A revista "Ler", dirigida por Francisco José Viegas e editada por Filipa Melo, submeteu-me a um inquérito sobre (algum)as palavras de que mais desgosto e gosto.
Aqui fica a lista:
Palavras de que não gosto
Hodierno. Sempre encanitei com esta forma pedante de dizer que uma coisa é dos dias de hoje. Sei lá bem porquê! Talvez por ver a palavra usada por alguns pavões da escrita, dos que compensam a falta de conteúdo com exageros na forma.
Experienciar. Anda agora na moda, faz parte das fórmulas de uma geração que parece que não vive as coisas, para quem tudo não passa de um somatório de momentos exaltantes. Experienciem à vontade! Que lhes faça bom proveito!
Resiliência. Que raio de palavra! Andava discreta pelos dicionários, onde alguém, há uns anos, a foi buscar para o nosso dia-a-dia. Ficou-me na memória negativa de certos tempos políticos que quero esquecer. Era então dita com o significado de "ai aguenta, aguenta!". Vejo-a agora recuperada, de forma modernaça, no PRR. Está visto, não têm juízo!
Zona de conforto. Outra expressão da modernidade. "Sair da zona de conforto" é algo dito como um ato de audácia, um gesto de decidir correr riscos, a expressão da ambição. Que raio de coisa! Ousadia é saber desenhar a nossa vida até chegarmos à "zona de conforto". Só dela saem os masoquistas. Ou então, a zona não era confortável.

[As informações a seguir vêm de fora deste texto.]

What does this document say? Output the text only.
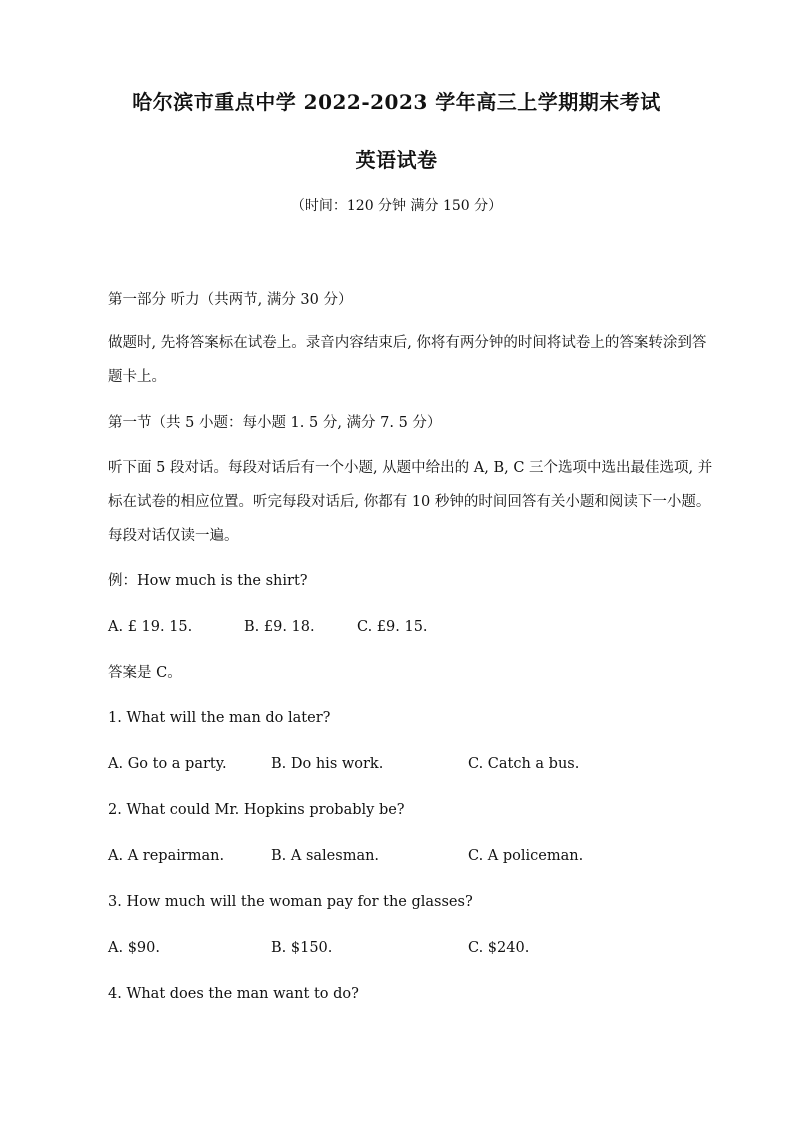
哈尔滨市重点中学 2022-2023 学年高三上学期期末考试
英语试卷
（时间：120 分钟 满分 150 分）
第一部分 听力（共两节, 满分 30 分）
做题时, 先将答案标在试卷上。录音内容结束后, 你将有两分钟的时间将试卷上的答案转涂到答题卡上。
第一节（共 5 小题：每小题 1. 5 分, 满分 7. 5 分）
听下面 5 段对话。每段对话后有一个小题, 从题中给出的 A, B, C 三个选项中选出最佳选项, 并标在试卷的相应位置。听完每段对话后, 你都有 10 秒钟的时间回答有关小题和阅读下一小题。每段对话仅读一遍。
例：How much is the shirt?
A. £ 19. 15.	B. £9. 18.	C. £9. 15.
答案是 C。
1. What will the man do later?
A. Go to a party.	B. Do his work.	C. Catch a bus.
2. What could Mr. Hopkins probably be?
A. A repairman.	B. A salesman.	C. A policeman.
3. How much will the woman pay for the glasses?
A. $90.	B. $150.	C. $240.
4. What does the man want to do?
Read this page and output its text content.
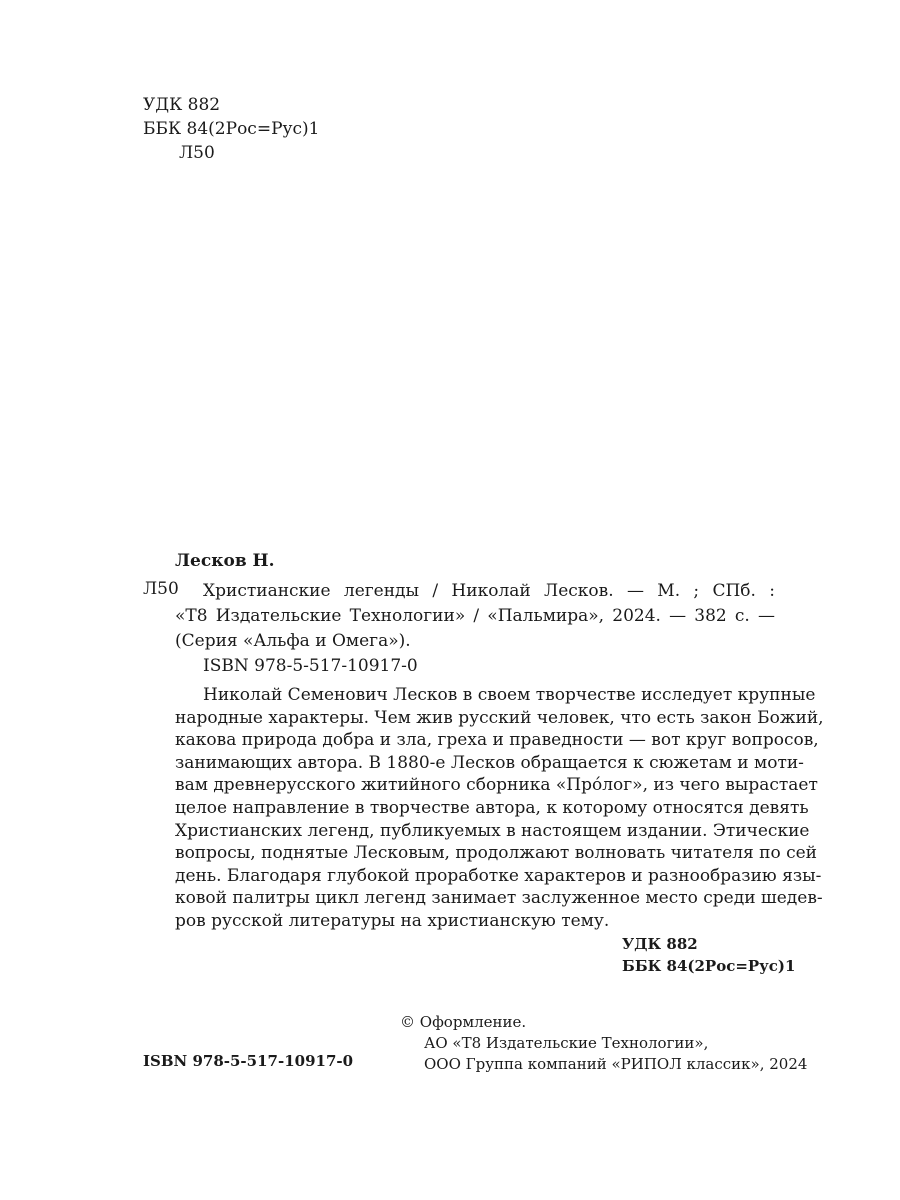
УДК 882
ББК 84(2Рос=Рус)1
Л50
Лесков Н.
Л50	Христианские легенды / Николай Лесков. — М. ; СПб. :
«Т8 Издательские Технологии» / «Пальмира», 2024. — 382 с. —
(Серия «Альфа и Омега»).
ISBN 978-5-517-10917-0
Николай Семенович Лесков в своем творчестве исследует крупные
народные характеры. Чем жив русский человек, что есть закон Божий,
какова природа добра и зла, греха и праведности — вот круг вопросов,
занимающих автора. В 1880-е Лесков обращается к сюжетам и моти-
вам древнерусского житийного сборника «Про́лог», из чего вырастает
целое направление в творчестве автора, к которому относятся девять
Христианских легенд, публикуемых в настоящем издании. Этические
вопросы, поднятые Лесковым, продолжают волновать читателя по сей
день. Благодаря глубокой проработке характеров и разнообразию язы-
ковой палитры цикл легенд занимает заслуженное место среди шедев-
ров русской литературы на христианскую тему.
УДК 882
ББК 84(2Рос=Рус)1
© Оформление.
АО «Т8 Издательские Технологии»,
ООО Группа компаний «РИПОЛ классик», 2024
ISBN 978-5-517-10917-0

Procedimento concursal. A primeira vez que vi a expressão, plasmada num diploma legal, não quis acreditar, achei que estavam a gozar connosco. O termo "concurso" era redutor, o oficiês achou que tinha de ser criativo e logo se passou para um procedimento cretinativo. E já pegou, está por toda a parte!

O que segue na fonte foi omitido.